Hace unas semanas dejé sobre mi escritorio dos libros de aparición reciente, para primero leer, y luego, tal vez, comentar en este espacio bajo un cierto horizonte en común: La alegría y la pasión. Relatos brasileños y argentinos en perspectiva comparada, de Vicente Palermo, publicado por Katz Editores, y Sociología en el espejo. Ensayistas, científicos sociales y críticos literarios en Brasil y en la Argentina (1930-1970), de Alejandro Blanco y Luiz Carlos Jackson, editado por la editorial de la Universidad Nacional de Quilmes. Debido a que me había interesado mucho un libro anterior de Blanco (Razón y modernidad. Gino Germani y la sociología en la Argentina, Siglo XXI) decidí comenzar por Sociología en el espejo…
Hasta la página 190, y luego de la 192, es un libro lleno de ideas bien argumentadas, un gran trabajo histórico-crítico, deudor del “método científico” pero evidentemente abierto a debates culturales más amplios. El último tramo del libro –dedicado a recorrer las biografías de Adolfo Prieto y Antonio Candido–, está entre lo mejor que leí en un registro que bien podría llamarse “biografía sociológica”.

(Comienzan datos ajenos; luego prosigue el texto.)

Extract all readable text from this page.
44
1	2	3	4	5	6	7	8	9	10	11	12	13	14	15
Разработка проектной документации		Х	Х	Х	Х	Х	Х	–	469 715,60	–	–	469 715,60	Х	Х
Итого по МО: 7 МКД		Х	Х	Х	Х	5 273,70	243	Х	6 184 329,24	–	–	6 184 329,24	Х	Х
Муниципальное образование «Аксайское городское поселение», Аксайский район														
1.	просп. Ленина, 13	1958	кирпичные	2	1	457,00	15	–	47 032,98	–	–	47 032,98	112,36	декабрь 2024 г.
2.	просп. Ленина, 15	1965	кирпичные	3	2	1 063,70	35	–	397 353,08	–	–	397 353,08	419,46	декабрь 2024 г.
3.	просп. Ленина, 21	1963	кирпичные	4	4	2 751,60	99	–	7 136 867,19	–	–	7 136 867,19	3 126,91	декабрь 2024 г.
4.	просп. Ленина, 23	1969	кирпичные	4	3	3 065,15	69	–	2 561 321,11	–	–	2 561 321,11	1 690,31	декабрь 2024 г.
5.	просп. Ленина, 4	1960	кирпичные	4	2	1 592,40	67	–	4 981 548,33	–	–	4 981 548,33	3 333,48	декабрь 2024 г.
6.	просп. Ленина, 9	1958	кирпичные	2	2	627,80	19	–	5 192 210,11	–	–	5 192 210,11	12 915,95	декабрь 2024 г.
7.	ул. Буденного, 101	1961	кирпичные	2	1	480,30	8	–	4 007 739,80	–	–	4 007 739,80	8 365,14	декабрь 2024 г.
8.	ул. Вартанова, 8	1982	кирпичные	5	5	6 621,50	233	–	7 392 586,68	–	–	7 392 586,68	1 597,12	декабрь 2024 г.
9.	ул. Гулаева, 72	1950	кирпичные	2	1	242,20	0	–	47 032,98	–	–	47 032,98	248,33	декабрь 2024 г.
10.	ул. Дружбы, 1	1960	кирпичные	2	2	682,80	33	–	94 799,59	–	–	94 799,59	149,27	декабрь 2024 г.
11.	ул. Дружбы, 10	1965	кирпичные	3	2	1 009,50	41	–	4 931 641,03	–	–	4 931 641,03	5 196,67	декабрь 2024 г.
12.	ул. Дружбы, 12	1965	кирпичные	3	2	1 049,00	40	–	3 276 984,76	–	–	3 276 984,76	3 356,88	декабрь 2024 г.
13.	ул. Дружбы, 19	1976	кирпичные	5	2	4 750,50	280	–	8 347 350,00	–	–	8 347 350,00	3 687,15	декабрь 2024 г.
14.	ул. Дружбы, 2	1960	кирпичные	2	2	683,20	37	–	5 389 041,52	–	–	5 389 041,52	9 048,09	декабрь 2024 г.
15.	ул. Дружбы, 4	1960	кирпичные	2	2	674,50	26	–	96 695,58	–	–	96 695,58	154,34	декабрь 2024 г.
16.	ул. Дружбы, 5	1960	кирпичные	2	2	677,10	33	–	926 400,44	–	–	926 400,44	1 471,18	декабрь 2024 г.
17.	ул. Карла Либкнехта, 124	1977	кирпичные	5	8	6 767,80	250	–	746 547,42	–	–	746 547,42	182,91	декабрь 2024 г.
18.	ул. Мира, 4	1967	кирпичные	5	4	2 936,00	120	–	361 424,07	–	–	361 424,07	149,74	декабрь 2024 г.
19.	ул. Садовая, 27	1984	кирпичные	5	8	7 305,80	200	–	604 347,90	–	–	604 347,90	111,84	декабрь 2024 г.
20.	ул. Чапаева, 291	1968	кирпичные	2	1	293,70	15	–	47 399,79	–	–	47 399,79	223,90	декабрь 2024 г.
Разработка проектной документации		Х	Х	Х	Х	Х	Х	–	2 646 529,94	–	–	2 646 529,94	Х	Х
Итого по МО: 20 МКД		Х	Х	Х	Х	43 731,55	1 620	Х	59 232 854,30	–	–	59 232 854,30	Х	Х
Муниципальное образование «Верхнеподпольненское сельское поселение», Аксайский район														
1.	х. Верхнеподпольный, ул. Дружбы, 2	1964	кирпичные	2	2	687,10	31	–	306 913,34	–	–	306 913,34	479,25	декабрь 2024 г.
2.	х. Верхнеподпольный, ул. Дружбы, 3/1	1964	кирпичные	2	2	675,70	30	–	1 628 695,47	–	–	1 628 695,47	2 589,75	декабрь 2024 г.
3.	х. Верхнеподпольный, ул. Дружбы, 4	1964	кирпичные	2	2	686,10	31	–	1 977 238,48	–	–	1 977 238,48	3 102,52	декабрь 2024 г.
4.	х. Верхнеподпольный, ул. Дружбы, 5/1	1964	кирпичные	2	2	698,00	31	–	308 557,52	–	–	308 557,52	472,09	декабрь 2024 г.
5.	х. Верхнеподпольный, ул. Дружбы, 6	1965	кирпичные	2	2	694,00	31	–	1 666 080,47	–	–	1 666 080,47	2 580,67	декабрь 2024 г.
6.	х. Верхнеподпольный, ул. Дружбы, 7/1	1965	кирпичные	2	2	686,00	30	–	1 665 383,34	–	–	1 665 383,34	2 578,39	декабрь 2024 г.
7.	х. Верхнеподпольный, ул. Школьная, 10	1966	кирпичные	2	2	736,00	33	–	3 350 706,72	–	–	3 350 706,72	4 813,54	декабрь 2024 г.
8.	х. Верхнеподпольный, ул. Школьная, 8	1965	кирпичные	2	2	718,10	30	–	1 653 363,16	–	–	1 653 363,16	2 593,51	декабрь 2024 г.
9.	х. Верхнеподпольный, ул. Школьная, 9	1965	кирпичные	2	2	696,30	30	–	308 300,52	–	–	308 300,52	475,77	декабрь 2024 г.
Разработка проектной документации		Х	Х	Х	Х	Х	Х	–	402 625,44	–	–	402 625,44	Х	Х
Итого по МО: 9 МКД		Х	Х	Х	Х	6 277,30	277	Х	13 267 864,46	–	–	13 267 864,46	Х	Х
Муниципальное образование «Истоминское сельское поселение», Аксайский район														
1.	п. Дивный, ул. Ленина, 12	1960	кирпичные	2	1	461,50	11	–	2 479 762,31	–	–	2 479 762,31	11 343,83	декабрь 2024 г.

Pero hay una frase en la página 191 que me hundió en una fuerte desdicha, que arruinó el placer que llevaba hasta allí la lectura del libro. Y si menciono el placer, es para indicar mi posición de lectura: no pertenezco al ámbito académico. Accedo a esos libros con la curiosidad levemente impune del lector que lee bajo la figura del que hila cuentas de un collar, el de la cultura, el pensamiento, la erudición. Por supuesto, mientras se hila (en la incompletud: nunca se termina) ese collar conoce el registro de la polémica, lo agonístico, el intercambio. Desde esa posición descentrada, encuentro inadmisible esta frase de la página 191, en la que, refiriéndose a Juan José Sebreli y a Carlos Correas, se lee: “Posiblemente, las privaciones económicas y sociales enfrentadas en la infancia estuvieran relacionadas no solamente con las iniciativas intelectuales innovadoras que emprendieron en la década de 1960, sino también con la actitud transgresora que asumieron como estilo de vida. Sebreli y Carlos Correas, otro miembro del grupo, eran homosexuales –fueron pareja– y formaban, junto con Oscar Masotta, un subgrupo dentro de Contorno”. Es una frase mecanicista, reductora, y en el límite (interior) del clasismo y la homofobia. Suponer que las “privaciones económicas y sociales de la infancia” tienen relación directa con “iniciativas intelectuales innovadoras” en la adultez ya es curioso (afirmado así, al pasar, sin ninguna otra argumentación). Más curioso es sostener que esas privaciones de infancia desembocan en la “actitud transgresora que asumieron como forma de vida”, sin informarnos a qué se refiere con “actitud transgresora”, categoría –la de “transgresión”–, sobre la que hay escrita una biblioteca entera. Pero lo reductor de esas afirmaciones deja paso a la discriminación cuando afirma que esas privaciones de infancia explican –“posiblemente”– la homosexualidad de Sebreli y Correas. Escrita la frase –supongo– con la buena voluntad del progresismo académico, asociar de un modo mecánico (o de cualquier otro) pobreza con homosexualidad termina, no obstante, como un impensado, remitiendo a las peores tradiciones higienistas argentinas. Los barrios bajos… ¡un semillero de putos!